France

Un drapeau, si je veux, quand je veux, comme je veux

Hugues Serraf, mis à jour le 24.07.2010 à 15 h 20

On doit pouvoir se torcher avec le drapeau français. Mais on doit aussi pouvoir se souvenir qu’il n’est pas l’emblème du Front national.

La liberté guidant le peuple, par Eugène Delacroix (1830). Vue partielle.

La liberté guidant le peuple, par Eugène Delacroix (1830). Vue partielle.

La criminalisation de « l’outrage » au drapeau est une vraie crétinerie. Et punir, même d’une simple amende (certains jusqu’au-boutistes préconisaient carrément la prison), le quidam qui déciderait de brûler un rectangle de tissu bariolé dans un excès de passion francophobe est une tragique sur-réaction. Pour ne rien dire du sort déjà réservé à celui qui se torche avec, voire à celui qui expose la photo de celui qui se torche avec

La France n’est pas contenue dans son drapeau, pas plus qu’elle n’est « détruite, dégradée ou détériorée » (les termes du nouveau décret) lorsque son étendard est maltraité. Ceci posé, c’est la nature des réactions hostiles à la création de ce nouveau délit qui interpelle, l’enthousiasme avec lequel les abîmeurs de drapeau potentiels manifestent leur détestation du fanion révolutionnaire.

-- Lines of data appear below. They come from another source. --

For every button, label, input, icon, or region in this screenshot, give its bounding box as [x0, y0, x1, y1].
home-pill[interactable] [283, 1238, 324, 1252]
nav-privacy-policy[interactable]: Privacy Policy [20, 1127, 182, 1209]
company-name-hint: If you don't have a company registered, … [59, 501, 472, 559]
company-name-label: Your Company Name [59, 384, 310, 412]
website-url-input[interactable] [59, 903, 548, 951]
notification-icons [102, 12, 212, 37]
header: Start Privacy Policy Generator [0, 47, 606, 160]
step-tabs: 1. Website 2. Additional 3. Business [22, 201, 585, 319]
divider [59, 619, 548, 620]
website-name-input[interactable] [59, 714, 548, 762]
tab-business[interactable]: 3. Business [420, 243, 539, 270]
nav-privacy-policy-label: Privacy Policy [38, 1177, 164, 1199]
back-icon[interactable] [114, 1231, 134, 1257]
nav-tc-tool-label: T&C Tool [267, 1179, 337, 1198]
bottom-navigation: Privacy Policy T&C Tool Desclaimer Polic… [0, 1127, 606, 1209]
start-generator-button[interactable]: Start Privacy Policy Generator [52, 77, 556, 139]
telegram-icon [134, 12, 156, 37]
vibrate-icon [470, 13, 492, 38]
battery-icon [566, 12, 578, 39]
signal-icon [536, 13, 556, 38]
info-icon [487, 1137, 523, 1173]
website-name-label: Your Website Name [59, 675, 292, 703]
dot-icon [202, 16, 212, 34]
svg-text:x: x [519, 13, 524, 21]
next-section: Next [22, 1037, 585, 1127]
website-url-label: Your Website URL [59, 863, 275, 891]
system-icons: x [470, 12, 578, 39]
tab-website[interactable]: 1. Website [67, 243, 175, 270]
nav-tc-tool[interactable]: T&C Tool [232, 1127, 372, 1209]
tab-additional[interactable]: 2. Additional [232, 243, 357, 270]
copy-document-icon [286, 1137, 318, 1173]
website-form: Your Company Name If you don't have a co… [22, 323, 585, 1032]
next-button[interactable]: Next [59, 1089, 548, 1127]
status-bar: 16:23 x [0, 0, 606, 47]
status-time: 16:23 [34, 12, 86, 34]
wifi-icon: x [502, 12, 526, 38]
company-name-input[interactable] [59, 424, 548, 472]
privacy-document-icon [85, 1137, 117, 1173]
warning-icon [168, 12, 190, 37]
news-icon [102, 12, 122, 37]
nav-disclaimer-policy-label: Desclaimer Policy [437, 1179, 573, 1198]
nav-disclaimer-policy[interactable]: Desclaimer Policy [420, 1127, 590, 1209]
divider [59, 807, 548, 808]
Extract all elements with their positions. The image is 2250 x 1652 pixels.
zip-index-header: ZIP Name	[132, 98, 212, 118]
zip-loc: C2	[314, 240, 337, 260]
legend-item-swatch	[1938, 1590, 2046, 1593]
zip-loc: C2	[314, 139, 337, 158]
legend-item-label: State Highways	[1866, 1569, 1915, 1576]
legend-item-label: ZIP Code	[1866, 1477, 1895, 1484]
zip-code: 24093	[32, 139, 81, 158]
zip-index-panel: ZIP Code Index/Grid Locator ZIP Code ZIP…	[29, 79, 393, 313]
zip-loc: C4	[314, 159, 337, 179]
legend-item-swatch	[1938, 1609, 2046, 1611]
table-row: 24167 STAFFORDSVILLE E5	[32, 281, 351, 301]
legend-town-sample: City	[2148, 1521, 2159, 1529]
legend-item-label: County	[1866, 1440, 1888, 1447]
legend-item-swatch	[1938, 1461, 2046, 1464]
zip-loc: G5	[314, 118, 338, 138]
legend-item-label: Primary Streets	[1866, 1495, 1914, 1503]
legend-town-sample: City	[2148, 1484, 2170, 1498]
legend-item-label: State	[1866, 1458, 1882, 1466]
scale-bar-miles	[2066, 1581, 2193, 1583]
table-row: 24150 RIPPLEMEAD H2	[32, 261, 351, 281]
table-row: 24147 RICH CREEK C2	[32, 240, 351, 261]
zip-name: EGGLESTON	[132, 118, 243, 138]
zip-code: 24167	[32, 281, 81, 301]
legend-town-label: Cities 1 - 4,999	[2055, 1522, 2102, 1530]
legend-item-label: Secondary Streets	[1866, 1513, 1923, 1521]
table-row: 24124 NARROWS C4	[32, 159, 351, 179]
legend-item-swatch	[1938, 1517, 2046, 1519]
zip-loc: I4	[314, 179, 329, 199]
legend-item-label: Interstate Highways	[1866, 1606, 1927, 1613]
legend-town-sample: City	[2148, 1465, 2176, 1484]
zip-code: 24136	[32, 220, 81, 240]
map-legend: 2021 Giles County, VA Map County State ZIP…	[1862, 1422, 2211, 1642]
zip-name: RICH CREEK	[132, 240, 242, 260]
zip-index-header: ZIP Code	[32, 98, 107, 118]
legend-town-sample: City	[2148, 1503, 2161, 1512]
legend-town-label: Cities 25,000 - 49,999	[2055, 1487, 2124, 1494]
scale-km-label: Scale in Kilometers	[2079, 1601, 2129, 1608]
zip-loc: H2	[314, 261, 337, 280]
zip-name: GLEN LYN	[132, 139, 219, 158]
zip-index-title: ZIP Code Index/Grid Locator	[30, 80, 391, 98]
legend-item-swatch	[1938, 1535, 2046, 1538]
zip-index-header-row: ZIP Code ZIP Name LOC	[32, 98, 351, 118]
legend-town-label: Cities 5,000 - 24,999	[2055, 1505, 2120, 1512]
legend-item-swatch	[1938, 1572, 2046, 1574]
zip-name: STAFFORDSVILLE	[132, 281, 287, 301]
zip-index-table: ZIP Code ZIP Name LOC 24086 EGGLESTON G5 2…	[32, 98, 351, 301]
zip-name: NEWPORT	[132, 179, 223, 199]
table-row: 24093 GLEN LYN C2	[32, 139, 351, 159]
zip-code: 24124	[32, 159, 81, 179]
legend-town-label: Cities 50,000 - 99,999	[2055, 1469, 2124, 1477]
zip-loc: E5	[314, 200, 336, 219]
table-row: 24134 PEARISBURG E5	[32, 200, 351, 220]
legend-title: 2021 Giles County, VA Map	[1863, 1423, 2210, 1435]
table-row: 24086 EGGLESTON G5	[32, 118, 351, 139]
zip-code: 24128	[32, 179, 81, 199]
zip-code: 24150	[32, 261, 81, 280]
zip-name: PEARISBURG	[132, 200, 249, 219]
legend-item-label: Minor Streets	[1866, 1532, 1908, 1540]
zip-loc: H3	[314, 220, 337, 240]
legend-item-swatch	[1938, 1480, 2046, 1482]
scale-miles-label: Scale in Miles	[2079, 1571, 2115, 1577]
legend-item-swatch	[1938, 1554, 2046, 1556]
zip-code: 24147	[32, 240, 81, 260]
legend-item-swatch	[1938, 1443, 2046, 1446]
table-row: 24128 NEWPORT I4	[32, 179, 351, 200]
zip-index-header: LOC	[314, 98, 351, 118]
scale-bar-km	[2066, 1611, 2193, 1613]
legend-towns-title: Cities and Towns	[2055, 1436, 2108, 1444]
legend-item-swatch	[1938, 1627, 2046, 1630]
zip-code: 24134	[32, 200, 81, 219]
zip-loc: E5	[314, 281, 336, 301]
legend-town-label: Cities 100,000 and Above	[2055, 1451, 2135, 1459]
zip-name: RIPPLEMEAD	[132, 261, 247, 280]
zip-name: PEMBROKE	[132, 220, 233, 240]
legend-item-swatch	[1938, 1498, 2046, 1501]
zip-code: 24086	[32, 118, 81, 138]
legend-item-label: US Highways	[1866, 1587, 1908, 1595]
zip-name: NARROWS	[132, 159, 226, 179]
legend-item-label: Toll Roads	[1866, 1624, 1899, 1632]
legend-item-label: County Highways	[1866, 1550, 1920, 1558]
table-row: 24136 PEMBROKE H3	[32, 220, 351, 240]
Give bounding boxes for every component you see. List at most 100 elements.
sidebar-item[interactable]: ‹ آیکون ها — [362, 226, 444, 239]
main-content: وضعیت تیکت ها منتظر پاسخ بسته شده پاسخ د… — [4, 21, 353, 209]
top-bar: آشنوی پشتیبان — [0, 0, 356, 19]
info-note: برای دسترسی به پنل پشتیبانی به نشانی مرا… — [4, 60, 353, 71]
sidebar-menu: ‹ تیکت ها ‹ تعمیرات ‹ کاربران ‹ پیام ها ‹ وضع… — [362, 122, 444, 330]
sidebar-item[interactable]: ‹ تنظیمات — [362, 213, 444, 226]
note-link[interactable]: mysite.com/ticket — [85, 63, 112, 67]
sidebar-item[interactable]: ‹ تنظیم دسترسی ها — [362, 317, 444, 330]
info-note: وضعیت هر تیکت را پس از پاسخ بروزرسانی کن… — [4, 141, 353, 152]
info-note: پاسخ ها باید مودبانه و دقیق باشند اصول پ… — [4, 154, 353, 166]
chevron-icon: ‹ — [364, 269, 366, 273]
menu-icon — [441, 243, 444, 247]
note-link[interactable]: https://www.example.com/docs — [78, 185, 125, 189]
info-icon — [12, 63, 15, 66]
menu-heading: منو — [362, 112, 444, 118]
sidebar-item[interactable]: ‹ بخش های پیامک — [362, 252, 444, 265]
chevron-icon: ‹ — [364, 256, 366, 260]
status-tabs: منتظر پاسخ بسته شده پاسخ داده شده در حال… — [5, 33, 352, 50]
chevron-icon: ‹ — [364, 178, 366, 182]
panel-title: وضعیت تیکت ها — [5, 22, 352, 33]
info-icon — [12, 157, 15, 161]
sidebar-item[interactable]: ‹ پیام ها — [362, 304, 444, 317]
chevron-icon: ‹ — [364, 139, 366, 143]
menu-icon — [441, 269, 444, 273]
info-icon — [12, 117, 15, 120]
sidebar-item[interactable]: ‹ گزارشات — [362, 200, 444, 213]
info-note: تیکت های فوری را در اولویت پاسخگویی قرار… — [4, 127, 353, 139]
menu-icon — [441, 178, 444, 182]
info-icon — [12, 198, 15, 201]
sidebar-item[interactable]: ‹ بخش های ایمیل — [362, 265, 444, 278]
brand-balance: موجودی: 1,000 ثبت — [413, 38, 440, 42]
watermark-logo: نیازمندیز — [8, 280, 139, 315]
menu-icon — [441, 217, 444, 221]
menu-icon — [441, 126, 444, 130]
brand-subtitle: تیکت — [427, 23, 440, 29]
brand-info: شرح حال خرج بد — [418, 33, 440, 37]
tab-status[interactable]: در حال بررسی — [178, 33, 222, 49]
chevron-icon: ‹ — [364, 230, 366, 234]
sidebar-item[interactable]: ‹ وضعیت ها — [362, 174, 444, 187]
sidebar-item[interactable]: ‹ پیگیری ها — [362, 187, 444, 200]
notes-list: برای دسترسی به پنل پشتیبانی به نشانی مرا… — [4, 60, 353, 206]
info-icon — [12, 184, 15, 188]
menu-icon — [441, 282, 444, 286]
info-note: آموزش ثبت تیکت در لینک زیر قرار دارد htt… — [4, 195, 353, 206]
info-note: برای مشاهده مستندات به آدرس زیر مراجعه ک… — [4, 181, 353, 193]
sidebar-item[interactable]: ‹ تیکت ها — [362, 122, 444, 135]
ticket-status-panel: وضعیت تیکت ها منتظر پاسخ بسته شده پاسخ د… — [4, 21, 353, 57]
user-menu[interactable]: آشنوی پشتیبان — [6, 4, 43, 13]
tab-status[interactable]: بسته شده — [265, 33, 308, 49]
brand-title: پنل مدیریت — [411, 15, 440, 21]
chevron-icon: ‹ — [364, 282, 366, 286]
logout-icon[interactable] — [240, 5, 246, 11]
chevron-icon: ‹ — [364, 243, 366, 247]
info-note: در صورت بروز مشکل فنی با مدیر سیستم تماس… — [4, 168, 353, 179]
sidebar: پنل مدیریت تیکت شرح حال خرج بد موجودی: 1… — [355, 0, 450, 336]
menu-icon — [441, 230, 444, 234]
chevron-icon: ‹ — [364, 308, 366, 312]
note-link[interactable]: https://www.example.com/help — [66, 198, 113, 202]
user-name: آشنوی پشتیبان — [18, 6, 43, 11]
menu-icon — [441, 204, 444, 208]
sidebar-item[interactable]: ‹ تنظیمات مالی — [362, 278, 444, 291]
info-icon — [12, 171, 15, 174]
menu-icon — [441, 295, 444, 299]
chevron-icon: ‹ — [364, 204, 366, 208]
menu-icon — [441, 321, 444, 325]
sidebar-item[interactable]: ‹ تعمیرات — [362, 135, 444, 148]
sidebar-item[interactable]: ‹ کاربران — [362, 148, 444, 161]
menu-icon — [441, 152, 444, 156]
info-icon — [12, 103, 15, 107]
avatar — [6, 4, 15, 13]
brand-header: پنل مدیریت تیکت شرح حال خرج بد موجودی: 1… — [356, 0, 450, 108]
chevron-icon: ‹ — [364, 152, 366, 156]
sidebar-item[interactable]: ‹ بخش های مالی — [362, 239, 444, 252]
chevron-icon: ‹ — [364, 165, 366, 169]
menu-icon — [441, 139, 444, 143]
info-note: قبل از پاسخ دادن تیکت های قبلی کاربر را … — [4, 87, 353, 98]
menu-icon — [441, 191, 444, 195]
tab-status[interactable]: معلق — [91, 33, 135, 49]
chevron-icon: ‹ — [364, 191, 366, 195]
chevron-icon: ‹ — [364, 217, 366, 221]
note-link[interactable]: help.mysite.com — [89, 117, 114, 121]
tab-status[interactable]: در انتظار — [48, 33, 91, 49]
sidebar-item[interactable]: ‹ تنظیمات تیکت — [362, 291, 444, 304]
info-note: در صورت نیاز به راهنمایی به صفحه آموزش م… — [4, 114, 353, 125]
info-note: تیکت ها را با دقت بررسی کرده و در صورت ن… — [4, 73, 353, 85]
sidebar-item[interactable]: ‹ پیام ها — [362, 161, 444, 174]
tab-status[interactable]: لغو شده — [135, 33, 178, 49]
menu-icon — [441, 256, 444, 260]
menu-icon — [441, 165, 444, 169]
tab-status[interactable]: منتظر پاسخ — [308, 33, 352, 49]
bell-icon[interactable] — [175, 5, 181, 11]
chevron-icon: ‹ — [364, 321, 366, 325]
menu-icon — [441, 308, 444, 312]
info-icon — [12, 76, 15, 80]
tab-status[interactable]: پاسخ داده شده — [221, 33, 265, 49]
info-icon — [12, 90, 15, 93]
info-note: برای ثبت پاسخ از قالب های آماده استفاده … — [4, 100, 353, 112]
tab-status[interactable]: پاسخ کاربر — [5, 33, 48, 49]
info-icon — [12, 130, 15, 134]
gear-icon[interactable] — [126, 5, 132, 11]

C’est que le drapeau français n’est plus, et depuis longtemps, le « drapeau des Français » mais celui du Front national. C’est comme ça. On n’y peut rien, semble-t-il. Que les trois couleurs en série surgissent quelque part et, bing, l’association d’idée s’impose. Hey, même le raout annuel du parti lepéniste s’appelle la fête des Bleus Blancs Rouges, c’est dire.

Le drapeau américain, celui du grand Satan impérialiste qui envahit l’Irak et impose le hamburger de vache aux Indiens, on le porte pourtant en T-shirt dans les manifs anti-Sarkozy. L’Union Jack, bannière d’Adam Smith et Margaret Thatcher, on le colle avec humour sur la coque de son IPhone. Le drapeau brésilien, symbole des Habsbourg et de la déforestation galopante, on en fait des tongs branchées pour se promener à Paris-Plage. Quant au drapeau algérien, on s’en drape avec fierté les soirs de match de foot, sous le regard attendri de ceux qui croient y déceler la tête du Che.

Je me souviens pourtant d’un moment où tout aurait pu basculer ; un  moment où le « tricolour », comme on dit en anglais pour désigner spécifiquement ce qui n’est pas spécifique (des drapeaux tricolores, il y en a presque autant que de drapeaux tout court, même si le nôtre fut le premier), aurait pu redevenir le drapeau des Français, notre drapeau. C’était en 1989, la France avait un président de gauche (je rigole) et l’on fêtait le bicentenaire de la prise de la Bastille sur les Champs-Elysées avec Jessye Norman et Jean Paul Goude. Tout le monde portait la cocarde et se prenait pour un sans-culotte. Les couleurs de la mère de toutes les révolutions, merde… Le Pen, tiens, on ne l’aurait même pas reconnu dans la rue.

Mais ça n’a pas duré.

Alors oui, brûlons-le si ça nous fait plaisir, crachons dessus si ça nous chante et exigeons de ne pas risquer la correctionnelle pour autant. Piétinons-le, conchions-le, pissons dessus si l’idée nous vient. Mais aimons-le aussi à l’occasion sans risquer d’être perçu comme un fasciste par des analphabètes incultes qui pensent que la France, c’est juste un machin qui a fait plein de trucs affreux dans l’histoire et qui n’est plus qu’un gros service public sans identité particulière.

Soyons en fiers. Et pas juste une fois tous les deux cents ans.